Water Resources Secretary Muhammad Ashraf also informed the committee that there was no flooding as yet. “We want India to release 200,000 cusecs,” he was quoted as saying. Responding to question, he said his ministry was reviewing statements regarding India violating IWT.
During a discussion on India’s release of water in the Sutlej River, it was recommended that an in-camera meeting be held solely to deliberate on this topic.
The panel, meanwhile, expressed concerns over settlements on flood waterways and directed authorities to restrict further encroachment. It also recommended that the people living on these waterways be resettled at safe places.
Sutlej water level update
The water level in the Sutlej River at Ganda Singh Wala reached 18.8 feet with the flow crossing 55,000 cusecs, officials said on Wednesday, stressing that the flood posed no threat to the irrigation infrastructure while the condition of all safety embankments was satisfactory.
The National Disaster Management Authority (NDMA) reported that about 18 villages in the vicinity of the Sutlej River are now underwater while three more villages have almost been evacuated.
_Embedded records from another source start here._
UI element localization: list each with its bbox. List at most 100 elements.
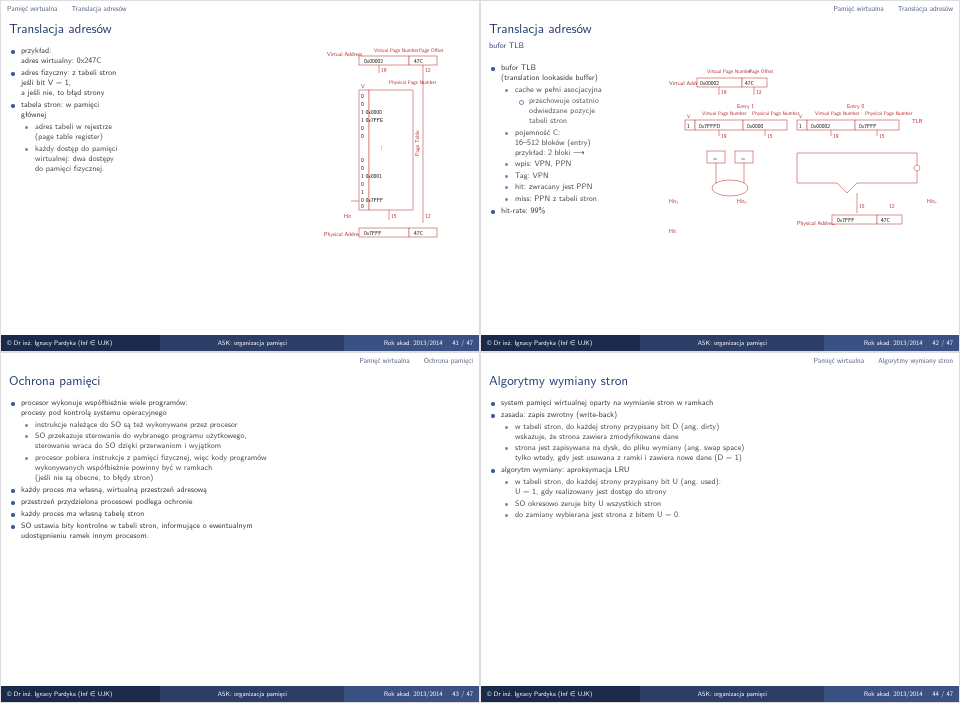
svg-text:0x7FFF: 0x7FFF <box>859 122 876 130</box>
list-item: przechowuje ostatnio odwiedzane pozycje … <box>519 96 661 126</box>
svg-text:15: 15 <box>859 202 865 210</box>
list-item: procesor pobiera instrukcje z pamięci fi… <box>25 453 469 483</box>
breadcrumb: Pamięć wirtualna Translacja adresów <box>1 1 479 15</box>
list-item: do zamiany wybierana jest strona z bitem… <box>505 510 949 520</box>
svg-text:19: 19 <box>381 66 387 74</box>
list-item: SO okresowo zeruje bity U wszystkich str… <box>505 499 949 509</box>
content: system pamięci wirtualnej oparty na wymi… <box>491 398 949 683</box>
list-item: SO ustawia bity kontrolne w tabeli stron… <box>11 521 469 541</box>
va-label: Virtual Address <box>327 50 362 58</box>
svg-text:=: = <box>713 154 717 162</box>
svg-text:V: V <box>687 112 691 120</box>
svg-text:Physical Page Number: Physical Page Number <box>752 109 800 117</box>
svg-text:0 0x7FFF: 0 0x7FFF <box>361 196 383 204</box>
slide-41: Pamięć wirtualna Translacja adresów Tran… <box>0 0 480 352</box>
slide-43: Pamięć wirtualna Ochrona pamięci Ochrona… <box>0 352 480 703</box>
svg-text:0: 0 <box>361 100 364 108</box>
list-item: każdy proces ma własną, wirtualną przest… <box>11 485 469 495</box>
svg-text:⋮: ⋮ <box>379 144 385 152</box>
svg-text:Page Offset: Page Offset <box>419 46 444 54</box>
list-item: zasada: zapis zwrotny (write-back) w tab… <box>491 410 949 464</box>
svg-text:Hit: Hit <box>669 227 676 235</box>
svg-text:TLB: TLB <box>912 117 923 125</box>
svg-text:47C: 47C <box>414 229 424 237</box>
svg-text:0: 0 <box>361 164 364 172</box>
svg-text:Virtual Page Number: Virtual Page Number <box>374 46 419 54</box>
svg-text:0x0000: 0x0000 <box>747 122 764 130</box>
footer: © Dr inż. Ignacy Pardyka (Inf ∈ UJK) ASK… <box>481 335 959 351</box>
svg-text:0x00002: 0x00002 <box>811 122 830 130</box>
list-item: SO przekazuje sterowanie do wybranego pr… <box>25 431 469 451</box>
list-item: każdy dostęp do pamięci wirtualnej: dwa … <box>25 144 313 174</box>
svg-text:0x7FFF: 0x7FFF <box>837 216 854 224</box>
svg-text:0x7FFFD: 0x7FFFD <box>699 122 720 130</box>
list-item: bufor TLB (translation lookaside buffer)… <box>491 63 661 204</box>
svg-text:15: 15 <box>767 132 773 140</box>
list-item: instrukcje należące do SO są też wykonyw… <box>25 420 469 430</box>
crumb: Ochrona pamięci <box>424 356 473 366</box>
page-title: Translacja adresów <box>1 15 479 40</box>
breadcrumb: Pamięć wirtualna Translacja adresów <box>481 1 959 15</box>
list-item: algorytm wymiany: aproksymacja LRU w tab… <box>491 465 949 520</box>
svg-text:Page Offset: Page Offset <box>749 67 774 75</box>
svg-text:1: 1 <box>361 188 364 196</box>
crumb: Pamięć wirtualna <box>359 356 409 366</box>
svg-text:=: = <box>741 154 745 162</box>
list-item: przykład: adres wirtualny: 0x247C <box>11 46 313 66</box>
svg-text:47C: 47C <box>414 57 424 65</box>
list-item: cache w pełni asocjacyjna przechowuje os… <box>505 85 661 126</box>
svg-text:0: 0 <box>361 180 364 188</box>
list-item: miss: PPN z tabeli stron <box>505 194 661 204</box>
svg-text:Physical Page Number: Physical Page Number <box>865 109 913 117</box>
list-item: Tag: VPN <box>505 171 661 181</box>
svg-text:15: 15 <box>391 212 397 220</box>
page-title: Translacja adresów <box>481 15 959 40</box>
svg-text:12: 12 <box>889 202 895 210</box>
svg-text:Hit₀: Hit₀ <box>927 197 936 205</box>
list-item: adres tabeli w rejestrze (page table reg… <box>25 122 313 142</box>
content: procesor wykonuje współbieżnie wiele pro… <box>11 398 469 683</box>
list-item: strona jest zapisywana na dysk, do pliku… <box>505 443 949 463</box>
svg-text:Virtual Page Number: Virtual Page Number <box>815 109 860 117</box>
crumb: Pamięć wirtualna <box>833 4 883 14</box>
svg-text:1: 1 <box>799 122 802 130</box>
svg-text:Page Table: Page Table <box>413 130 421 156</box>
svg-text:47C: 47C <box>745 79 755 87</box>
svg-text:0: 0 <box>361 202 364 210</box>
list-item: system pamięci wirtualnej oparty na wymi… <box>491 398 949 408</box>
list-item: tabela stron: w pamięci głównej adres ta… <box>11 100 313 174</box>
svg-text:0: 0 <box>361 132 364 140</box>
svg-text:12: 12 <box>425 66 431 74</box>
breadcrumb: Pamięć wirtualna Algorytmy wymiany stron <box>481 353 959 367</box>
crumb: Algorytmy wymiany stron <box>878 356 953 366</box>
list-item: przestrzeń przydzielona procesowi podleg… <box>11 497 469 507</box>
breadcrumb: Pamięć wirtualna Ochrona pamięci <box>1 353 479 367</box>
svg-text:0x00002: 0x00002 <box>700 79 719 87</box>
svg-text:1 0x7FFE: 1 0x7FFE <box>361 116 384 124</box>
svg-text:0: 0 <box>361 156 364 164</box>
svg-text:19: 19 <box>721 88 727 96</box>
page-title: Algorytmy wymiany stron <box>481 367 959 392</box>
svg-text:15: 15 <box>879 132 885 140</box>
list-item: wpis: VPN, PPN <box>505 159 661 169</box>
crumb: Translacja adresów <box>71 4 126 14</box>
footer: © Dr inż. Ignacy Pardyka (Inf ∈ UJK) ASK… <box>1 686 479 702</box>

Officials expected medium flooding in the next six hours, while a high-level flood was expected in the next 24 hours when the flow was might top 150,000 cusecs.
According to the NDMA, the flood relay would pass Sulemanki Headworks on August 23, Islam Headworks on August 25 and would fall into the Chenab River on August 28 after passing through Panjnad River. The NDMA has issued alert to all the concerned provincial disaster management authorities PDMAs), departments and the local communities.
On Wednesday the discharge at Head Sulemanki was recorded at 18,880 cusecs against its capacity of 325,000 cusecs, the Irrigation officials from the Multan Zone said. Executive Engineer Chaudhry Muhammad Zahid said that there was a low flood in Sutlej, while a normal flood level was observed in Chenab. He added that capacity of Sutlej was 300,000 cusecs, while the discharge at Ganda Singh Wala was 55,900 cusec on Wednesday afternoon.
The NDMA has advised the relevant authorities to create awareness in the public, particularly those residing in and close to river banks and near watercourses not to venture on the flash flood routes, vacate dangerous buildings, remain away from electric wires and avoid swimming.